The example does not implement typing indicators, presence, or join/leave handling of any kind. There is no createConnState, onConnect, or onDisconnect in the code. If you need them, add them as ephemeral connection behavior:

  • Keep it ephemeral: store the username and typing flag in per-connection state, never in SQLite or persisted actor state. Presence is derived from live connections and should disappear with them.
  • Broadcast on change only: emit a typing event when a user starts or stops typing, and a presence event from onConnect / onDisconnect, rather than polling or ticking.
  • Expire on the client: clear a typing indicator after a short client-side timeout so a dropped connection never leaves a stuck “is typing” row.

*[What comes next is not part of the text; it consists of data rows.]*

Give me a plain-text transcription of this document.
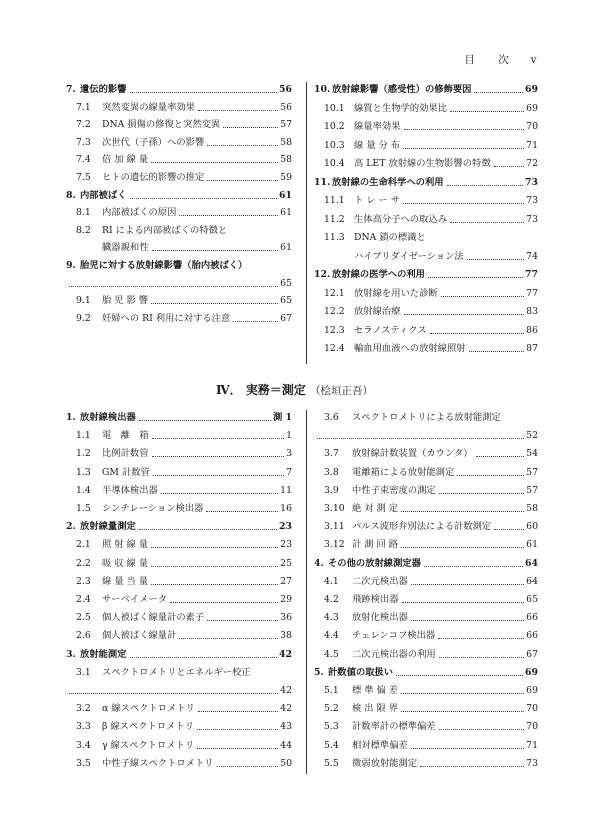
目 次 v
7. 遺伝的影響	56
7.1	突然変異の線量率効果	56
7.2	DNA 損傷の修復と突然変異	57
7.3	次世代（子孫）への影響	58
7.4	倍 加 線 量	58
7.5	ヒトの遺伝的影響の推定	59
8. 内部被ばく	61
8.1	内部被ばくの原因	61
8.2	RI による内部被ばくの特徴と
臓器親和性	61
9. 胎児に対する放射線影響（胎内被ばく）
65
9.1	胎 児 影 響	65
9.2	妊婦への RI 利用に対する注意	67
10. 放射線影響（感受性）の修飾要因	69
10.1 線質と生物学的効果比	69
10.2 線量率効果	70
10.3 線 量 分 布	71
10.4 高 LET 放射線の生物影響の特徴	72
11. 放射線の生命科学への利用	73
11.1 ト レ ー サ	73
11.2 生体高分子への取込み	73
11.3 DNA 鎖の標識と
ハイブリダイゼーション法	74
12. 放射線の医学への利用	77
12.1 放射線を用いた診断	77
12.2 放射線治療	83
12.3 セラノスティクス	86
12.4 輸血用血液への放射線照射	87
Ⅳ． 実務＝測定 （桧垣正吾）
1. 放射線検出器	測 1
1.1	電　離　箱	1
1.2	比例計数管	3
1.3	GM 計数管	7
1.4	半導体検出器	11
1.5	シンチレーション検出器	16
2. 放射線量測定	23
2.1	照 射 線 量	23
2.2	吸 収 線 量	25
2.3	線 量 当 量	27
2.4	サーベイメータ	29
2.5	個人被ばく線量計の素子	36
2.6	個人被ばく線量計	38
3. 放射能測定	42
3.1	スペクトロメトリとエネルギー校正
42
3.2	α 線スペクトロメトリ	42
3.3	β 線スペクトロメトリ	43
3.4	γ 線スペクトロメトリ	44
3.5	中性子線スペクトロメトリ	50
3.6	スペクトロメトリによる放射能測定
52
3.7	放射線計数装置（カウンタ）	54
3.8	電離箱による放射能測定	57
3.9	中性子束密度の測定	57
3.10 絶 対 測 定	58
3.11 パルス波形弁別法による計数測定	60
3.12 計 測 回 路	61
4. その他の放射線測定器	64
4.1	二次元検出器	64
4.2	飛跡検出器	65
4.3	放射化検出器	66
4.4	チェレンコフ検出器	66
4.5	二次元検出器の利用	67
5. 計数値の取扱い	69
5.1	標 準 偏 差	69
5.2	検 出 限 界	70
5.3	計数率計の標準偏差	70
5.4	相対標準偏差	71
5.5	微弱放射能測定	73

Per-User Inbox (Extension)

For offline delivery, DMs, unread counts, or notification fanout, add a userInbox[userId] actor per user. This is an extension beyond the example:

  • The room actor forwards each message to the inbox actor of every member via actor-to-actor calls, so users who are not connected to the room still accumulate messages.
  • The inbox actor owns per-user unread state and serves it when the user comes online, independent of which rooms they are in.
  • DMs become a degenerate room: either a chatRoom keyed by the sorted pair of user ids, or direct inbox-to-inbox delivery if you do not need shared history semantics.

Actors

Lifecycle

sequenceDiagram participant A as Client A participant B as Client B participant R as chatRoom A->>R: connect with key [roomId] Note over R: first start runs onMigrate (CREATE TABLE messages) A->>R: getHistory() R-->>A: Message[] ordered by id B->>R: connect with key [roomId] B->>R: getHistory() R-->>B: Message[] ordered by id A->>R: sendMessage(sender, text) Note over R: INSERT row with server timestamp R-->>A: newMessage (broadcast) R-->>B: newMessage (broadcast) A->>R: disconnect Note over R: history stays in SQLite for the next connection

Security Checklist

The example is intentionally minimal and skips all of the following. Add them before production:

  • Auth before join: any client can join any room by knowing its name, and sender is arbitrary client input on every call. Validate a token during connection auth, bind identity to connection state, and check room membership before serving history. Never trust a sender name passed as an action argument.
  • Message length clamps: the example accepts empty messages and has no length limit. Trim server-side, reject empty text, and clamp to a maximum length.
  • Per-connection rate limiting: rate limit sendMessage per connection to stop spam and broadcast amplification.
  • Server-side timestamps and ids: the example already does this correctly. timestamp comes from Date.now() inside the action and id from SQLite AUTOINCREMENT. Keep it that way; never accept client-supplied timestamps or ids.
  • History caps: getHistory returns every row with no limit. Add a LIMIT plus pagination, and prune or archive old rows so a long-lived room cannot grow unbounded.
  • Parameterized queries: the example already inserts with ? placeholders. Keep all user-supplied text out of SQL string interpolation.